Situated on the top two floors of the city’s most exclusive department store this eatery unquestionably represents a high watermark in terms of restaurant design in Warsaw. Downstairs tree stump tables and modern, minimalist furnishings are arranged close to the large floor-to-ceiling windows which run along one wall, while a black well-stocked bar sits opposite a unique spiral staircase leading to the centerpiece restaurant above.
It’s here that Concept 13 really come in to its own, with everything down to the light fittings and wooden floors working seamlessly to create the stylish venue you’d expect of a Likus Bros initiative. As for the space age metallic bathrooms, they’re worth the visit alone.
Atelier by Amaro
Nowhere has put the modern Polish movement on the map in quite the same way as Atelier. “Everything important here is Polish,” says Chef Wojciech Amaro, and by that he includes the interiors, the cutlery and a bespoke vodka menu designed exclusively for the restaurant. Then there’s the ingredients Amaro scoured the nation for. “99% of menus here are based around 10 to 15 products,” says the chef, “but there’s much more – Poland is famous for edible flowers, herbs, wild game and mushrooms, but most people don’t realize.” Having researched recipes from the 16th and 17th century, he’s married forgotten ideas to the latest food technology.
Piękna Bistro went through a major overhaul and reopened this classier spot in the fall. The look is sleek, modern and simple now, but what hasn’t changed is their very reliable mix of pastas, salads, grilled meat and fish dishes, whose preparation and presentation will delight hungry diners. A recommended venue if you like your meal served to the backdrop of live jazz.
Historical Museum of Warsaw
The History Museum is one of the best of Warsaw’s impressive array of museums. Its three storeys are crammed with fascinating exhibitions, covering every aspect of Warsaw’s history and life from its beginnings to the present day, and there are old photographs, clippings and articles on display from everyday pre-war city life. The museum’s special feature is a documentary film showing the destruction and reconstruction of the city, with footage shot by the Nazis during their calculated and systematic annihilation. The film is shown in English at 12pm, from Tuesday to Saturday. Please note that the Historical Museum of Warsaw is currently closed for renovations, but will be re-opening in 2012
Famous Polish composer Frederick Chopin lived just 32 miles (53km) outside of Warsaw, and his manor house has been converted into a lovely, relaxing tourist attraction. There is a leafy park surrounding the house, and an assortment of 19th-century furniture and instruments within. There are concerts hosted on Sundays in the summertime. A must-see tourist attraction in Poland for culture buffs.
Country club living
Panorama Country Club
Sobienie Krolewski Golf & Country Club
This is an authorized Guerlain beauty parlour. In addition to spa and beauty treatments they have emergency services: the ‘last minute’ treatment is a facial and make up job fixed within an hour, or you can top up your tan in less than an hour with the ‘before party’ package.
Sungate Beauty & Spa
The menu of services available at Sungate is staggering: from facials and every imaginable type of massage (shea butter to aromatherapy) to waxing and nailcare they have you covered from head to foot. Package for couples, women and just regular folks who like to indulge are also available.

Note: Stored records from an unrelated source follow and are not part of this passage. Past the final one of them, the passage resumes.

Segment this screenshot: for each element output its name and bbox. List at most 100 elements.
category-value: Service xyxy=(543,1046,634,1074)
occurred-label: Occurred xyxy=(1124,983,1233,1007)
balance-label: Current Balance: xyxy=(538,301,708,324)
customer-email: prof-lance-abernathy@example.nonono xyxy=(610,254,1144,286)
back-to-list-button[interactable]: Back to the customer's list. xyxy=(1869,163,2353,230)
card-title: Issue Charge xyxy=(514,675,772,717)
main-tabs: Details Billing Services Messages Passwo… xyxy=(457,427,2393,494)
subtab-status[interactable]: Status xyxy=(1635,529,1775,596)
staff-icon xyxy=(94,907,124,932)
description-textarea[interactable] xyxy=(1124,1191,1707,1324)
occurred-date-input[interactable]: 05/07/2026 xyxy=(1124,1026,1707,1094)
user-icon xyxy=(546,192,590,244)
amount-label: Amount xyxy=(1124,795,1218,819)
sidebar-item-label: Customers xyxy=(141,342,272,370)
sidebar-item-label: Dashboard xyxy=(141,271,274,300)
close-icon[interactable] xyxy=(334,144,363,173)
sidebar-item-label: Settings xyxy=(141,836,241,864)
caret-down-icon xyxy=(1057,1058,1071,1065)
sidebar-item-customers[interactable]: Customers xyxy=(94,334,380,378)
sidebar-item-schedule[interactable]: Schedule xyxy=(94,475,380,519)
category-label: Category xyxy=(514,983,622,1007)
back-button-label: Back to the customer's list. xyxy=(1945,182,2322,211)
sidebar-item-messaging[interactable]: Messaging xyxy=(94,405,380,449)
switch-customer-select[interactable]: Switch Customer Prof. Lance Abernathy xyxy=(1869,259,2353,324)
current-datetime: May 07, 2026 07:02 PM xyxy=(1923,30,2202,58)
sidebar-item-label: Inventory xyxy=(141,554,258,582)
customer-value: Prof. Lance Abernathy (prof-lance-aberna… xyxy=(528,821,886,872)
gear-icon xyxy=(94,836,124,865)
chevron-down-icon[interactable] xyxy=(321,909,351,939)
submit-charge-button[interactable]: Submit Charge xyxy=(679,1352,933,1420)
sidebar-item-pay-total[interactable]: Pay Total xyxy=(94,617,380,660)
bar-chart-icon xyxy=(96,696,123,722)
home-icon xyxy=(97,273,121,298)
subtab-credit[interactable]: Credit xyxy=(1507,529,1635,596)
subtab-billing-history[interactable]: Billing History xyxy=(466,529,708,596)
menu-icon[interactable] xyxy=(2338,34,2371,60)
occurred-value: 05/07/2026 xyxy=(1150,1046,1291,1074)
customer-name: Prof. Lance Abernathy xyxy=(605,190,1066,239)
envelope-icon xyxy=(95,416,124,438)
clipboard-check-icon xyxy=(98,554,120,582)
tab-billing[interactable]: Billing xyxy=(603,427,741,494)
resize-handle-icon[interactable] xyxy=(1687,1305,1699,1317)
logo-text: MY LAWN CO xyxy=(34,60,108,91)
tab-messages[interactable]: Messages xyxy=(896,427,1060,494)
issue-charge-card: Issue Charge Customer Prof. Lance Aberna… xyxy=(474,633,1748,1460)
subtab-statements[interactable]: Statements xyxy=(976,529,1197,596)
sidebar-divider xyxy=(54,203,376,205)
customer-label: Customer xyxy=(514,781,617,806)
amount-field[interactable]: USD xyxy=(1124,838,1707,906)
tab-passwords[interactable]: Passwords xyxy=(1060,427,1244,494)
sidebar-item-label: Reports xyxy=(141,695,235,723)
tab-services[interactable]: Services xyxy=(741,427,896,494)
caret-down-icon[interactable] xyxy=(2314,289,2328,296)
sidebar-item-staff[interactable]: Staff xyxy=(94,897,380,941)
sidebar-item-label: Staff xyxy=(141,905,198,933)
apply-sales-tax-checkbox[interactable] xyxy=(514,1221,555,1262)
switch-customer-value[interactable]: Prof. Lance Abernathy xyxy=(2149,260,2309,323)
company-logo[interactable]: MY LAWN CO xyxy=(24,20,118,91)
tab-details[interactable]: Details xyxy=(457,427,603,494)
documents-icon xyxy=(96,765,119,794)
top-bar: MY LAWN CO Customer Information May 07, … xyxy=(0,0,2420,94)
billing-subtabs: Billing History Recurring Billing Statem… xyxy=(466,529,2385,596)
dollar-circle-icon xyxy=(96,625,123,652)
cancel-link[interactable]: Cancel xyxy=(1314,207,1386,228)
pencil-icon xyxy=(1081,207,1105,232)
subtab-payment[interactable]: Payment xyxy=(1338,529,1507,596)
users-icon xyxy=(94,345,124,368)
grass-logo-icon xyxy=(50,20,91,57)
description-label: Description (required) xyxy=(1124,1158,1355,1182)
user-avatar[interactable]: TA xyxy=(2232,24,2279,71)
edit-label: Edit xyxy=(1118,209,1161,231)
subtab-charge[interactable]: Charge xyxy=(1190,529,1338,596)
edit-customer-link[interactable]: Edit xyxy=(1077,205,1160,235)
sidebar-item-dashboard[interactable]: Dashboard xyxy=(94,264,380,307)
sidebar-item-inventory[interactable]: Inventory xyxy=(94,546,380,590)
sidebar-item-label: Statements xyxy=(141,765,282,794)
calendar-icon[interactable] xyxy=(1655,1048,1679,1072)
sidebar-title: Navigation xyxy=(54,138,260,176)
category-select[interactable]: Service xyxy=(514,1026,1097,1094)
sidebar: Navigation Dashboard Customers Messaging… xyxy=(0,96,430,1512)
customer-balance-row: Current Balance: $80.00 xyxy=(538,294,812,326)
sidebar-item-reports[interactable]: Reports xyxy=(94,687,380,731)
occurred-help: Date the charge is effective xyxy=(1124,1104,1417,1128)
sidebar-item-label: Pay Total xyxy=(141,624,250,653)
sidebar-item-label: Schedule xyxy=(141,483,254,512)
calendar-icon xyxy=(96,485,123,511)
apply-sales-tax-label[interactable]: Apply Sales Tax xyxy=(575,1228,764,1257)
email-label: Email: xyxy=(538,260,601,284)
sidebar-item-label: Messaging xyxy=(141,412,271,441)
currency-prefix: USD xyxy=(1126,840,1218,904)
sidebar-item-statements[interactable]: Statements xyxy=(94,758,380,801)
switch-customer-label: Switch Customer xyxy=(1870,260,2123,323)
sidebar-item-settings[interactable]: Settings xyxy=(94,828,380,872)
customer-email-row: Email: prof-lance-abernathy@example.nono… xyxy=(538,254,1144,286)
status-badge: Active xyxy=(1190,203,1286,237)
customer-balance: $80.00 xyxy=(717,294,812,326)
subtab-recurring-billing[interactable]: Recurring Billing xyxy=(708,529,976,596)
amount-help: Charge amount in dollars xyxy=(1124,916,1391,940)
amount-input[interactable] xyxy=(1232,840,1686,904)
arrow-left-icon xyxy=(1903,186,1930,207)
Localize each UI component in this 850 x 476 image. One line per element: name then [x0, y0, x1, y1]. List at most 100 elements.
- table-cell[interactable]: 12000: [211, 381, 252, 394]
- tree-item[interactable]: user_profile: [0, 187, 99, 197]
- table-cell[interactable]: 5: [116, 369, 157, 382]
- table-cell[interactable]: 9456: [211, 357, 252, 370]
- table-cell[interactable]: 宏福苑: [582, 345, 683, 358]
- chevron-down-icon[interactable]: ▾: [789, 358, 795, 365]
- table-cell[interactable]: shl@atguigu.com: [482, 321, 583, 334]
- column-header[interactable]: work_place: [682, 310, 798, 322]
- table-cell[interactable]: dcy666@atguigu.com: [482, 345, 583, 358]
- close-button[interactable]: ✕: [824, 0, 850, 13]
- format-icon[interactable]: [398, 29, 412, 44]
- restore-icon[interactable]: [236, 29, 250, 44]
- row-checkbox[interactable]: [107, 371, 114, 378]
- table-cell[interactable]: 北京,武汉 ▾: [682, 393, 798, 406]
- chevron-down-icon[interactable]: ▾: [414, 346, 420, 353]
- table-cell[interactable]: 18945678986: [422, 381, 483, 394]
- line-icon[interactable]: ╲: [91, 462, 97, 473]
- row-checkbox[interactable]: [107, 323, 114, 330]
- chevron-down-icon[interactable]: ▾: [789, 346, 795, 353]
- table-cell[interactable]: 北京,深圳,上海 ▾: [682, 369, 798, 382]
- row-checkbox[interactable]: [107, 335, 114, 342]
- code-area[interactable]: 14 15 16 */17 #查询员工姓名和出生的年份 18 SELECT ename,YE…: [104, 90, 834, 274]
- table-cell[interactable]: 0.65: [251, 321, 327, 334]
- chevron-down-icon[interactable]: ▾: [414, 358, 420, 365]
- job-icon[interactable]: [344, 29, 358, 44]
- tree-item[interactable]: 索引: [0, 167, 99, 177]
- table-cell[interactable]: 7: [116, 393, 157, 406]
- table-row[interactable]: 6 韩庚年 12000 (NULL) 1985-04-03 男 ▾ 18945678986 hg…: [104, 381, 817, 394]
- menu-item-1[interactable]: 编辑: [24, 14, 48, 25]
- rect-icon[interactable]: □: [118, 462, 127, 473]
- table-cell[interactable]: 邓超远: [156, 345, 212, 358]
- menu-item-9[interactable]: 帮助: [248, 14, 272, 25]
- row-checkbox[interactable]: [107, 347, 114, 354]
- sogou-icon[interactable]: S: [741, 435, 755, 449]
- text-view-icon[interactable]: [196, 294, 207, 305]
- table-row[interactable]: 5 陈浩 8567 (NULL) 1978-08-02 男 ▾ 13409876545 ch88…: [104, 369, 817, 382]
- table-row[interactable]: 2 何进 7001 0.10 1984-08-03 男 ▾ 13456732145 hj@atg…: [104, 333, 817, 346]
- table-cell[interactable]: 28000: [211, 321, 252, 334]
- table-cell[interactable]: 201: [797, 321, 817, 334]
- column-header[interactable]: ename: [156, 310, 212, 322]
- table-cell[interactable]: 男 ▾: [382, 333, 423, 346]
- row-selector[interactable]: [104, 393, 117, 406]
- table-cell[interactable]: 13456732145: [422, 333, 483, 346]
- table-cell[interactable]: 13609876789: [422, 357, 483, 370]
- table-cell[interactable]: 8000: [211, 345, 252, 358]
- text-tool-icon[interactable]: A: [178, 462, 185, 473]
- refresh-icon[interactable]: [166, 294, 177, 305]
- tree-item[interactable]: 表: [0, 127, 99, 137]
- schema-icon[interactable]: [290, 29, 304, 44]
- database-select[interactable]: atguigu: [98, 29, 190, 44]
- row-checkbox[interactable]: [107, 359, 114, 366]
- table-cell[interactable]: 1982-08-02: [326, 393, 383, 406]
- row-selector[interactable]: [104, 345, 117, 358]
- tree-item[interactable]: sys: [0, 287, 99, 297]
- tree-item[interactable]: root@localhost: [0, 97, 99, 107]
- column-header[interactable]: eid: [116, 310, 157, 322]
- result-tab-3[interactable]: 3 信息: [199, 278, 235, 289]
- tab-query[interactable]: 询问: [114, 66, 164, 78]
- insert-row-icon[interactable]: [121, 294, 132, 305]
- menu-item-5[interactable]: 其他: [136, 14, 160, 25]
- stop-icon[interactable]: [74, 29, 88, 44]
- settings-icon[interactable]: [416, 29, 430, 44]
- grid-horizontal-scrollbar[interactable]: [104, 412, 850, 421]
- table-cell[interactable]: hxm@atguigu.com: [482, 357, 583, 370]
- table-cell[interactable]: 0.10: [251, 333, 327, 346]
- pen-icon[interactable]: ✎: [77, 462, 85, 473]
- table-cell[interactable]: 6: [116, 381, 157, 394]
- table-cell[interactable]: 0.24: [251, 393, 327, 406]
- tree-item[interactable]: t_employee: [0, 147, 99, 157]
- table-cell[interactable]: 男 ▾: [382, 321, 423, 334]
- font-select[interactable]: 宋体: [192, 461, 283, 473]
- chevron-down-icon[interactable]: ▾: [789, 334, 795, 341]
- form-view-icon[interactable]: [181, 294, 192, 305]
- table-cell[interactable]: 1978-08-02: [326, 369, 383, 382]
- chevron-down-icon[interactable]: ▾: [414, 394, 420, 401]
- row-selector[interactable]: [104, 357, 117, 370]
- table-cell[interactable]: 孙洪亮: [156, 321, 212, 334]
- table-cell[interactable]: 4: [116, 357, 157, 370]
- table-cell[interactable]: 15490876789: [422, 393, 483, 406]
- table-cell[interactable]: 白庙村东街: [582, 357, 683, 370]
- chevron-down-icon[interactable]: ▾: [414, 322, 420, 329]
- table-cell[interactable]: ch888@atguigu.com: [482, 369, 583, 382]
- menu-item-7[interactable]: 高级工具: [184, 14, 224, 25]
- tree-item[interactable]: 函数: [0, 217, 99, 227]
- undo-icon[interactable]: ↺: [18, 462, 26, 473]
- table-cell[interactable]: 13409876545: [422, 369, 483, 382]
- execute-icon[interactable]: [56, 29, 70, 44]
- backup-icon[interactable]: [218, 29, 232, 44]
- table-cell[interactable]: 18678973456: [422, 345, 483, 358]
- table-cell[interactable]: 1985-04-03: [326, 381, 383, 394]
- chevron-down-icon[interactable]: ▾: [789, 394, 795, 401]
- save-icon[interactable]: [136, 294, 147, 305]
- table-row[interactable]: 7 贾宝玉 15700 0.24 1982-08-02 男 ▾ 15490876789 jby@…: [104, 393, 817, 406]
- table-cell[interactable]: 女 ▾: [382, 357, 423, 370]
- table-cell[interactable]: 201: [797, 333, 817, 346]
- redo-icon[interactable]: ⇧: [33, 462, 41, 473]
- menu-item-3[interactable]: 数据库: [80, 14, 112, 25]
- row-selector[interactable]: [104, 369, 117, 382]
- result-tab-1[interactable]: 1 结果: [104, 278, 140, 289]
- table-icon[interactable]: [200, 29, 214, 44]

Sinfonia Varsovia Orchestra
The 20.000m² cultural centre is housed on the site of a former Veterinary Institute with existing – yet dormant – buildings and a fairy-tale like park. The area occupies a 1.800 seat symphonic hall with first class acoustic properties, large rehearsal areas, merchandise facilities, musical workshops and a small hotel for artists in residence and music lovers on vacation.